Deep RL is a subset of RL where both the policy and value function are approximated using deep neural networks. The primary goal of deep RL is to learn a policy that maximizes the cumulative sum of time-discounted rewards.
Robust RL focues on learning policies that can handle discrepencies between training and testing environments, particularly when the transition dynamics in the test environment differ from those in the train environment. The aim is to develope policies that are "robust", meaning that their performance deteriorates more slowly compared to non-robust policies when facing such environmental variations.
Offline RL is another branch of RL, where the agent learns from a fixed dataset, collected beforehand using a behavior policy, without interacting with the environment during training (as in the case in "online" RL).
Robust offline RL merges two challenges, requiring the agent to learn to adapt to unseen environments, while trained with a fixed, finite dataset.
One approach to offline RL is to treat it as a sequence modeling task. In this context, the policy predicts actions based on the histories of (return-to-go, state, action) pairs. The return-to-go represents the expected future rewards from the current state and encodes the trajectory's overall quality.

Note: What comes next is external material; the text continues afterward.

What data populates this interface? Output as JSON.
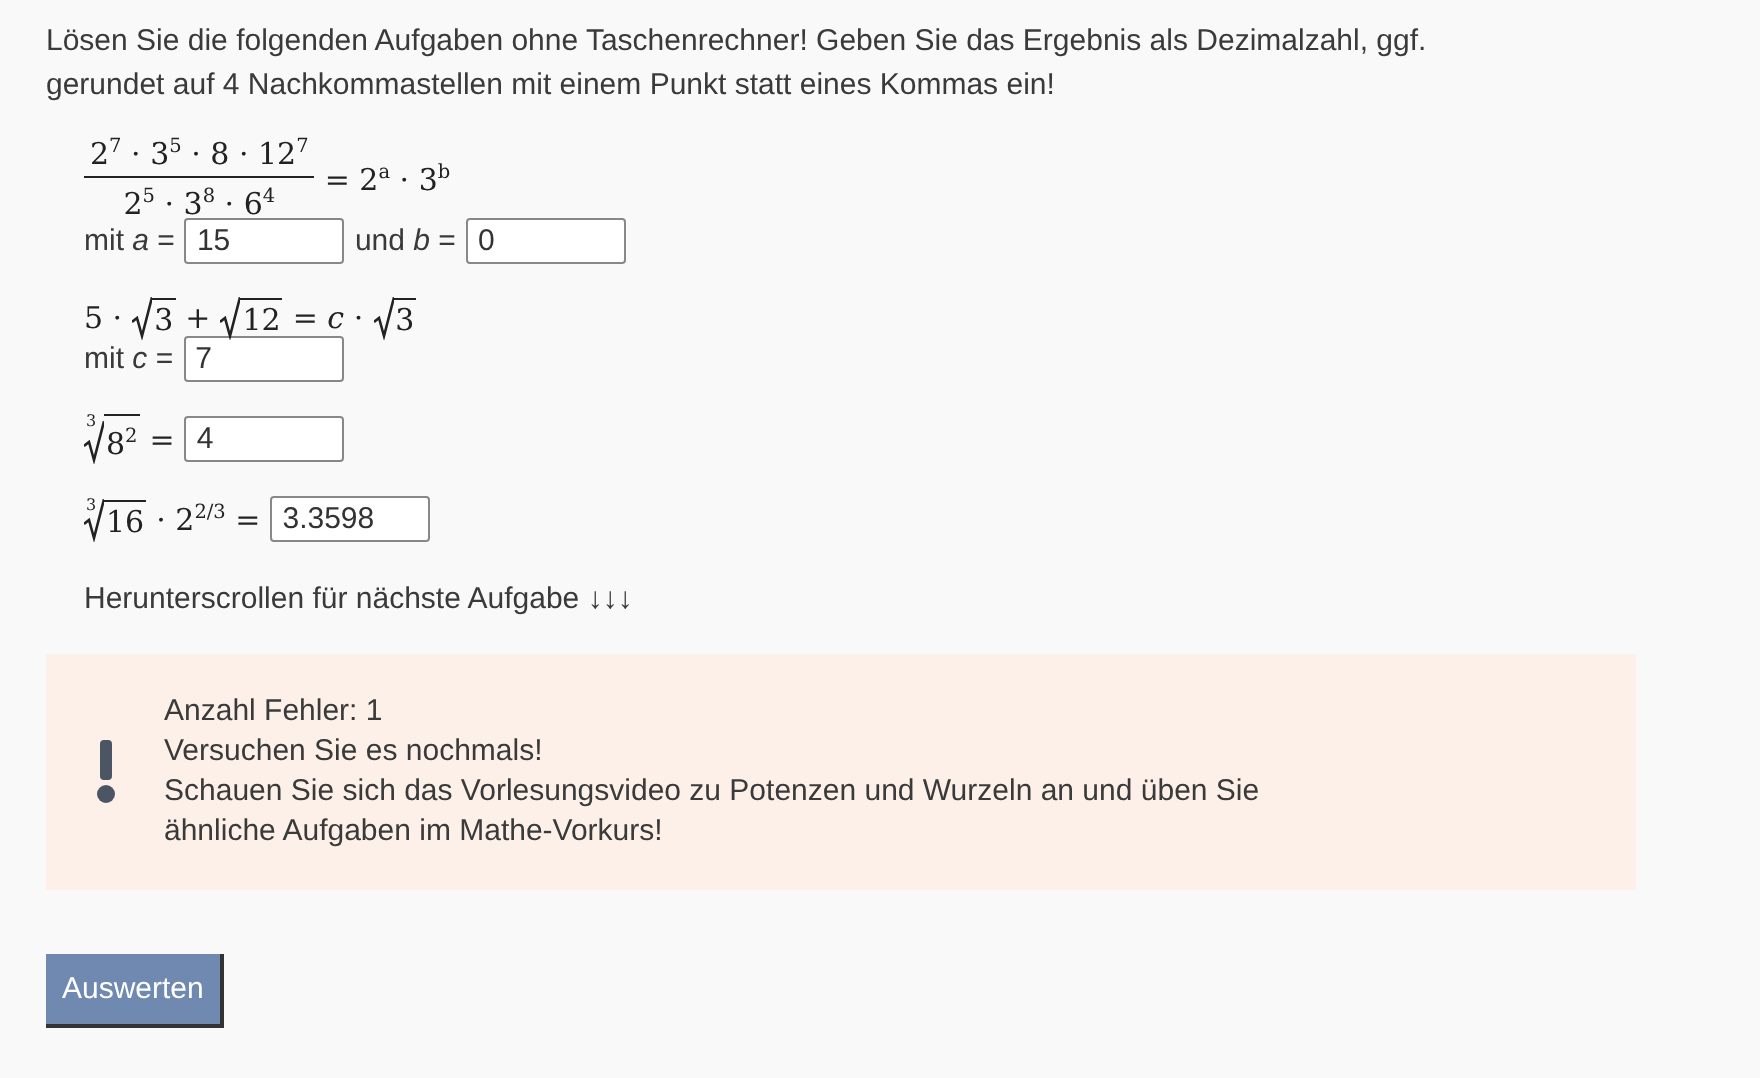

DT leverages this sequence modeling approach by training a transformer model to predict actions in supervised learning manner. DT has shown advantages in handling long-term sparse reward problems and provides greater training stability by avoiding the non-stationarity problem often encountered in RL.
However, applying DT-based model to robust RL tasks has its limitation. This project aims to explorer methods for improving DT-based model performance in robust RL environments.
The target environment for this project is the MuJoCo environment provided
through the D4RL library. You
will use halfcheetah-medium-v2 dataset which contains the transitions collected
by a pre-trained Soft Actor-Critic (SAC) that was early-stopped in the training.
In this environment, the agent is rewarded base on its current speed, making maximizing speed the primary objective.
Since RL generally does not use traditional validation/test data, the validation and test sets here are presented as environments in which the agent can interact. The validation environment conatins a limited range of perturbations, while the test environment features a broader range of challenges.
Perturbations occur in the stiffness of shin joint (bshin_joint_stiffness). In
the validation environment, the stiffness ranges from 180 to 90, while in the
test environment, it ranges from 180 to 0.
A trained policy will be evaluated based on three key criteria:
- Does it perform equivalently to a non-robust policy in an unperturbed environment?
- Does it outperform in environments with perturbations?
- Does it achieve the return-to-go target in the perturbed environment?
An example of how to evaluate a random policy in a perturbed environment is available
in the evaluate.py file.